Mas a vida continua e o tempo avança, sem parar, quer optemos por esperar ou agir e, à medida que avança, há mais probabilidades de infligir violência sobre outras Nadias. Embora não espere que todos os seres humanos simpatizem com as minhas cicatrizes, partilho esta mensagem porque acredito que podemos agir para evitar que o que me aconteceu aconteça a outros.

*

A família de Nadia Ghulam mora atualmente em Cabul. Há pânico e medo na cidade. Os talibãs estão, mais uma vez, a governar o país inteiro. As lojas estão fechadas e o custo de vida aumentou de forma insuportável. As mulheres escondem-se. De todos os cantos do país, as famílias fogem para uma Cabul sem água, sem eletricidade, sem medicamentos e com um sistema de saúde saturado. Todos querem fugir para o Irão, Paquistão ou qualquer outro país, mas é impossível.

Nadia Ghulam está a angariar fundos através da ONG que ela criou, Ponts per la Pau, para ajudar as famílias que sofrem devido à guerra, adquirindo-lhes produtos básicos para que possam viver enquanto estão em Cabul (alimentos e produtos de higiene para mulheres e crianças).

Uma pequena quantidade percorre um longo caminho até ao Afeganistão e a
cobertura destas necessidades básicas terá um efeito muito importante nas famílias com problemas.

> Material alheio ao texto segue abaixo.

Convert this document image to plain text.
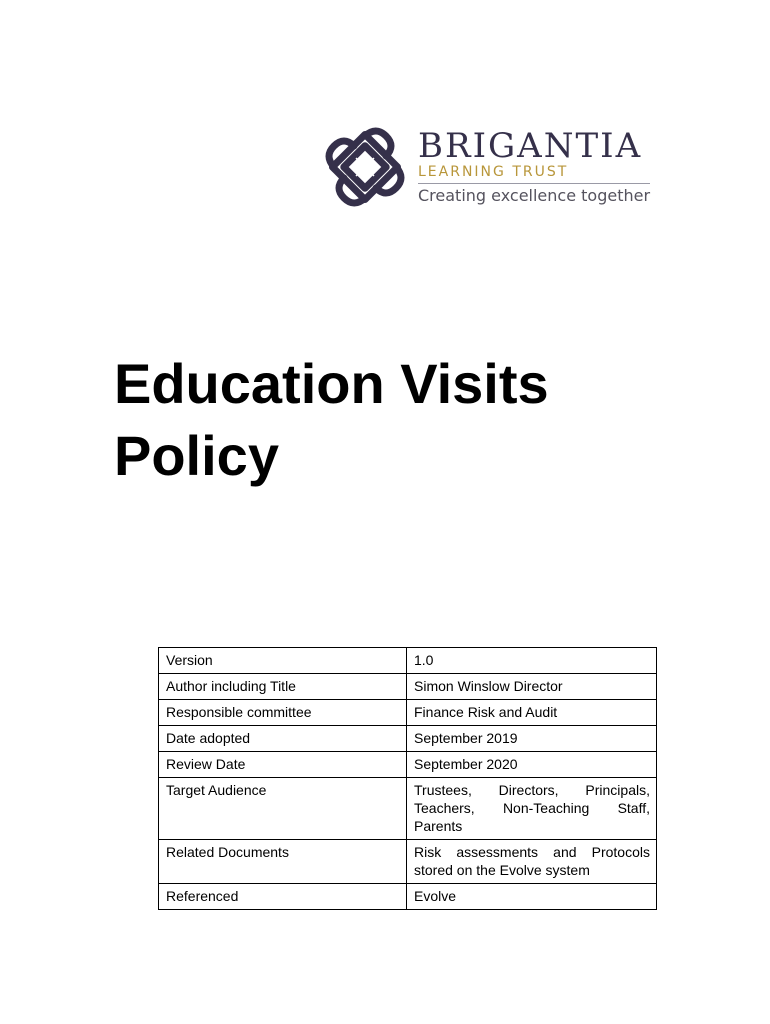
BRIGANTIA
LEARNING TRUST
Creating excellence together
Education Visits
Policy
Version	1.0
Author including Title	Simon Winslow Director
Responsible committee	Finance Risk and Audit
Date adopted	September 2019
Review Date	September 2020
Target Audience	Trustees, Directors, Principals, Teachers, Non-Teaching Staff, Parents
Related Documents	Risk assessments and Protocols stored on the Evolve system
Referenced	Evolve
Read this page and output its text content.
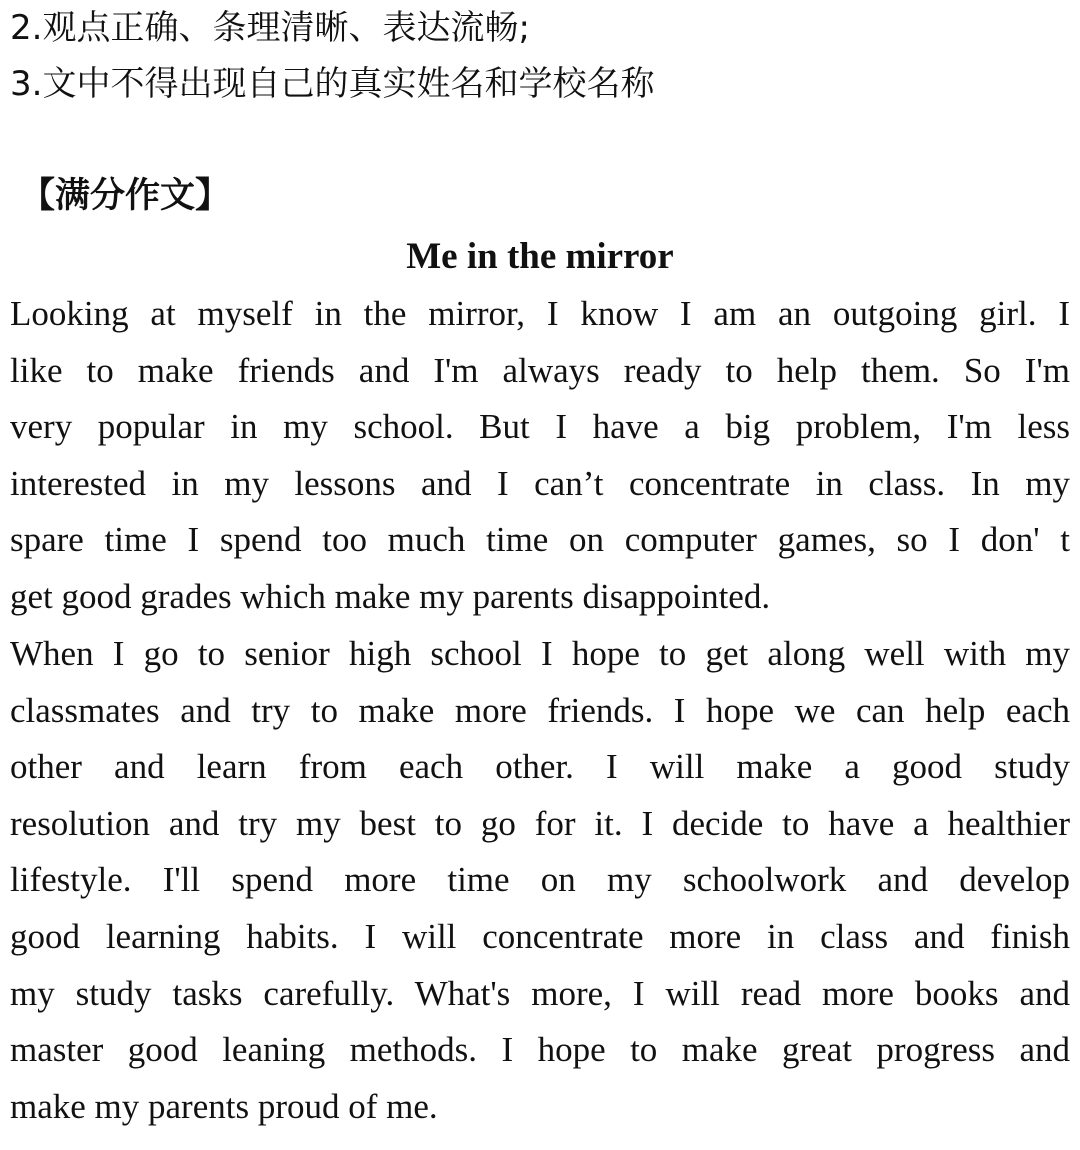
2.观点正确、条理清晰、表达流畅;
3.文中不得出现自己的真实姓名和学校名称
【满分作文】
Me in the mirror
Looking at myself in the mirror, I know I am an outgoing girl. I
like to make friends and I'm always ready to help them. So I'm
very popular in my school. But I have a big problem, I'm less
interested in my lessons and I can’t concentrate in class. In my
spare time I spend too much time on computer games, so I don' t
get good grades which make my parents disappointed.
When I go to senior high school I hope to get along well with my
classmates and try to make more friends. I hope we can help each
other and learn from each other. I will make a good study
resolution and try my best to go for it. I decide to have a healthier
lifestyle. I'll spend more time on my schoolwork and develop
good learning habits. I will concentrate more in class and finish
my study tasks carefully. What's more, I will read more books and
master good leaning methods. I hope to make great progress and
make my parents proud of me.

Uma mensagem final para aqueles que colocam a paz, os direitos humanos e o bem-estar da população no centro dos seus interesses: não esqueçamos as famílias afegãs. Um pequeno donativo para a conta de Ponts per la Pau: ES36 2100 0005 9502 0146 4315 é uma forma de lidar com a raiva e a tristeza que envolve tanta irresponsabilidade e indiferença com a dor dos outros.

A sua experiência afegã pode ler-se em português nos seus livros: A Primeira Estrela da Noite e Em Carne Viva.